Lectures shed light on LAU’s early history
The Rev. Robert Stoddard revealed interesting aspects of the life and work of Sarah L.H. Smith (1802–1836), founder of the girl’s school that evolved into LAU.
The Rev. Robert Stoddard (left) presents a reproduction of Sarah L. H. Smith's portrait to LAU.
In 1835, a new building was erected near the National Evangelical Church of Beirut (shown here) to house Sarah's school for girls.
Click on any photo above to view all five images
The life of Sarah Lanman Huntington Smith, who founded the girl’s school that was later to become LAU, was celebrated in a series of lectures in late January.
The Rev. Robert Stoddard, former LAU vice president for Development, returned to Lebanon to deliver the lectures. They coincided with the 175th anniversary of Sarah’s first arrival to Beirut—then part of the Ottoman Empire—on January 28, 1834.
When marking LAU’s 75th year as a higher-education institution in 1999–2000, “we found that precious little was known about the school’s American missionary founder, the enigmatic ‘Mrs. Smith,’ and her little school for girls that evolved into our modern university,” Stoddard said. “Who was this mysterious woman who first dared to educate ‘Arab’ girls?”
Sarah was born in Norwich, Connecticut, in 1802 into a privileged and religious family. Her wealthy background didn’t deter her though from working with disadvantaged people. She and her friends founded a school and church for the Mohegan Indians who lived nearby, preventing the relocation of many tribal members by the government.
At the age of 31, Sarah married the Rev. Eli Smith, and together they travelled to Beirut as Protestant missionaries.
Upon her arrival, Sarah started teaching six to eight girls in the mission house, and in mid-1834 she became the head of Mrs. Smith’s Beirut Female Academy. Enrollment grew up to 40 and the curriculum expanded quickly, until her untimely death in 1836.
The school later evolved into the American School for Girls, which started a two-year college program in 1924 and became known as American Junior College for Women three years later. AJCW, which was expanded under the name Beirut College for Women in the late 1940s, became coeducational in 1973, and was renamed Beirut University College. The name was changed a final time in 1994 to Lebanese American University.
According to Stoddard, the university’s roots “go back further than those of the first college for women in the United States.”
Sarah not only spread Protestantism in Lebanon and inspired many American women to become missionary teachers, but her “exceptional God-given talents, daring vision, hard work and personal sacrifices helped transform” the Ottoman Empire, Stoddard said.
At the lectures, organized in collaboration with the Near East School of Theology and the National Evangelical Church of Beirut, LAU President Joseph Jabbra praised Stoddard’s commitment to tracing the university’s history.
Sarah’s school for girls “evolved into a major coeducational institute whose growth can only be a point of pride,” Jabbra said.
Stoddard dedicated one lecture to the life and legacy of Sarah’s husband. Smith is credited with the design of a new Arabic typeface, which became known as American-Arabic type. He was also involved in the initial phase of the Bible’s translation into Arabic.
Concluding his lecture series, Stoddard presented LAU with an 1845 edition of Sarah’s memoir, an American best seller compiled by her brother-in-law. Stoddard also offered the university a digital reproduction of her portrait made in 1833. The original piece, the only known picture of her, hangs in the Park Congregational Church in Norwich.

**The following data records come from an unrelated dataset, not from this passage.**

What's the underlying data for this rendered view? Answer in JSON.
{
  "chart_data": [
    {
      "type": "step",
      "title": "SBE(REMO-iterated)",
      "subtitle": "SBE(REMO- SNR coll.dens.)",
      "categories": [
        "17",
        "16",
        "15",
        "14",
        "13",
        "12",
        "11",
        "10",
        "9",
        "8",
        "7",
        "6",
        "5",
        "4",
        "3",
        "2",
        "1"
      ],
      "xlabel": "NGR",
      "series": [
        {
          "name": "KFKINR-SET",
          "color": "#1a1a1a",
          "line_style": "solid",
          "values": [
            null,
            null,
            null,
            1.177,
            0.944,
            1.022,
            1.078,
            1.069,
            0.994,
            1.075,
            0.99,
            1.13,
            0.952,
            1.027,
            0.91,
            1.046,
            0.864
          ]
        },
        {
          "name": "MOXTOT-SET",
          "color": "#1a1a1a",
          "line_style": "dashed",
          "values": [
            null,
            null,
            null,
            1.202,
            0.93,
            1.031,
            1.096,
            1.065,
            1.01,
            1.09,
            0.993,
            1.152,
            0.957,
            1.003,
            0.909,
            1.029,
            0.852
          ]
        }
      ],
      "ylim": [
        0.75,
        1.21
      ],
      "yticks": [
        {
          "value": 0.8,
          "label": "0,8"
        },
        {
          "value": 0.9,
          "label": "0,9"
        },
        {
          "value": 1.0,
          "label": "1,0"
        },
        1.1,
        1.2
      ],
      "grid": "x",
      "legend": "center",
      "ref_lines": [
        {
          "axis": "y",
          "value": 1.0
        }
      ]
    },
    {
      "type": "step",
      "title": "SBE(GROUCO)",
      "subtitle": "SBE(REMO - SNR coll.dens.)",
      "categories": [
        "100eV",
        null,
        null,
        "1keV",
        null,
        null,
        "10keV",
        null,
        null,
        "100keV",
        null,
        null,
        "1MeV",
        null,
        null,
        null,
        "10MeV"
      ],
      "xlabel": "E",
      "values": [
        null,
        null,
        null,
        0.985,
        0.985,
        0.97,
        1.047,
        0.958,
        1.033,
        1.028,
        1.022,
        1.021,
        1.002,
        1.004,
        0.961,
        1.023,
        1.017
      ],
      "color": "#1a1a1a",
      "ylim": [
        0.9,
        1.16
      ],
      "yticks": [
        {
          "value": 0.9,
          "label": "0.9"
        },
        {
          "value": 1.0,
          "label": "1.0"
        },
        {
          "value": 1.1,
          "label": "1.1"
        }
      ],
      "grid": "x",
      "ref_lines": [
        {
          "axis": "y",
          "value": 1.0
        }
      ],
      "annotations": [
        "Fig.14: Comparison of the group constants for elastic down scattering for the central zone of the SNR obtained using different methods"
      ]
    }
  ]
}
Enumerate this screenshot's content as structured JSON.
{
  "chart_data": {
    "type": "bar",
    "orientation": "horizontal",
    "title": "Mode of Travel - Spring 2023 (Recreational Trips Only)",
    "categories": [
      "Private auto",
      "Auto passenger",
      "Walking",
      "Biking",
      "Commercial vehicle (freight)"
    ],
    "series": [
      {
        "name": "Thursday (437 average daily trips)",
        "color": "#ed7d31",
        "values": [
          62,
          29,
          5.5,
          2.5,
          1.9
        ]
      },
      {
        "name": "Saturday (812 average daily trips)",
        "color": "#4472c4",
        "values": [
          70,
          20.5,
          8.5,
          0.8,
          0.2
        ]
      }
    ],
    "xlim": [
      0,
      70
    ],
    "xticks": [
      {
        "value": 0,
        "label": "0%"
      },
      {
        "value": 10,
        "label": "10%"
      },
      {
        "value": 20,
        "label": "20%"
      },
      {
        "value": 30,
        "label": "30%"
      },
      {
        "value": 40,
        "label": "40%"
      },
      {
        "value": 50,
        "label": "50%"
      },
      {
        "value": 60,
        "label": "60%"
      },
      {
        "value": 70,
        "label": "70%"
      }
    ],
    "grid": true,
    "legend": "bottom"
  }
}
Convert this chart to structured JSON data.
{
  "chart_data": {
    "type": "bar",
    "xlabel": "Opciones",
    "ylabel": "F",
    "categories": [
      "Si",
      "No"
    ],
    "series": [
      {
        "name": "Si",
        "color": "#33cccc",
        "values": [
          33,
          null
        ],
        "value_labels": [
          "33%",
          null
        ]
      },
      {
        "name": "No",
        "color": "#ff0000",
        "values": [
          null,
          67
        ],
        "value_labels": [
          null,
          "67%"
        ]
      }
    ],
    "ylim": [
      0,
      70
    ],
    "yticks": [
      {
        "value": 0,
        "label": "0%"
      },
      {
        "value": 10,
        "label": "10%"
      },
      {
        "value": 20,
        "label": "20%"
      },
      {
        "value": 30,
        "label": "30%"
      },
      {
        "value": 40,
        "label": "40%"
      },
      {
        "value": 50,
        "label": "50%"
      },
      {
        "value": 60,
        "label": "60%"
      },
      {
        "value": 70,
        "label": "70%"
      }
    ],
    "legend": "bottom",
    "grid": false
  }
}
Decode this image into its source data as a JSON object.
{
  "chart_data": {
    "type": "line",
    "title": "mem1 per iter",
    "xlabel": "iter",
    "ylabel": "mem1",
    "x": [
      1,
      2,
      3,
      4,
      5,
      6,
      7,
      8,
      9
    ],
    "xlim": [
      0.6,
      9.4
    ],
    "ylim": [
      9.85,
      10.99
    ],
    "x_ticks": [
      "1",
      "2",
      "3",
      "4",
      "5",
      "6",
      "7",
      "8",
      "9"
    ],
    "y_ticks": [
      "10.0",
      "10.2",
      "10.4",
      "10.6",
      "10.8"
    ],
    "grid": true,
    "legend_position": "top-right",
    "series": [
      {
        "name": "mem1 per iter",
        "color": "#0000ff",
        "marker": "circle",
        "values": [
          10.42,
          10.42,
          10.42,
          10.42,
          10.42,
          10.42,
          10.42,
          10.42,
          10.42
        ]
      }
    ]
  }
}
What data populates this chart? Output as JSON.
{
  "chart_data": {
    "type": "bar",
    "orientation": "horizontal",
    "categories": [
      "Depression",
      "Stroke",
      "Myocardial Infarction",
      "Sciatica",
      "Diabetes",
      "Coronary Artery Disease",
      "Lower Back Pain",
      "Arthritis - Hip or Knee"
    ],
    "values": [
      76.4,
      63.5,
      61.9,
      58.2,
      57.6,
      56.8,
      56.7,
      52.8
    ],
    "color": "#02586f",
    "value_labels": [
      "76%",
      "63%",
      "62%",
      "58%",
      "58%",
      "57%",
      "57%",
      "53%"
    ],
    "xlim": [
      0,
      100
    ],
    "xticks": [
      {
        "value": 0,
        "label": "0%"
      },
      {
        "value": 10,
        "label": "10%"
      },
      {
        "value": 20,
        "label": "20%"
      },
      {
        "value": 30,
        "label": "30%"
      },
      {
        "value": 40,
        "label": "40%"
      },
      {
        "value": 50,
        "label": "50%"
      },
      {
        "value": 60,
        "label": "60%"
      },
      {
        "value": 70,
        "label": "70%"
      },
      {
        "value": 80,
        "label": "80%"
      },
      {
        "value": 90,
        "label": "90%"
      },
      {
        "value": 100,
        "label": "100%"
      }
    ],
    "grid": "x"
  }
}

“I firmly believe that looking down from heaven upon LAU’s two campuses, Sarah is more than pleased with the ‘glorious superstructure’ that now rests on the foundations she started to build 175 years ago,” Stoddard said.
Stoddard first came to Lebanon in 1979 and served as BUC’s director of Development for North America for eight years. He later joined LAU as vice president for Development in 1999, and upon his retirement in 2005 he dedicated himself to studying the history of missionaries in the Middle East and the “mostly forgotten genesis of LAU.”
He will repeat his lectures in Norwich later this year for the 350th anniversary of the city’s founding.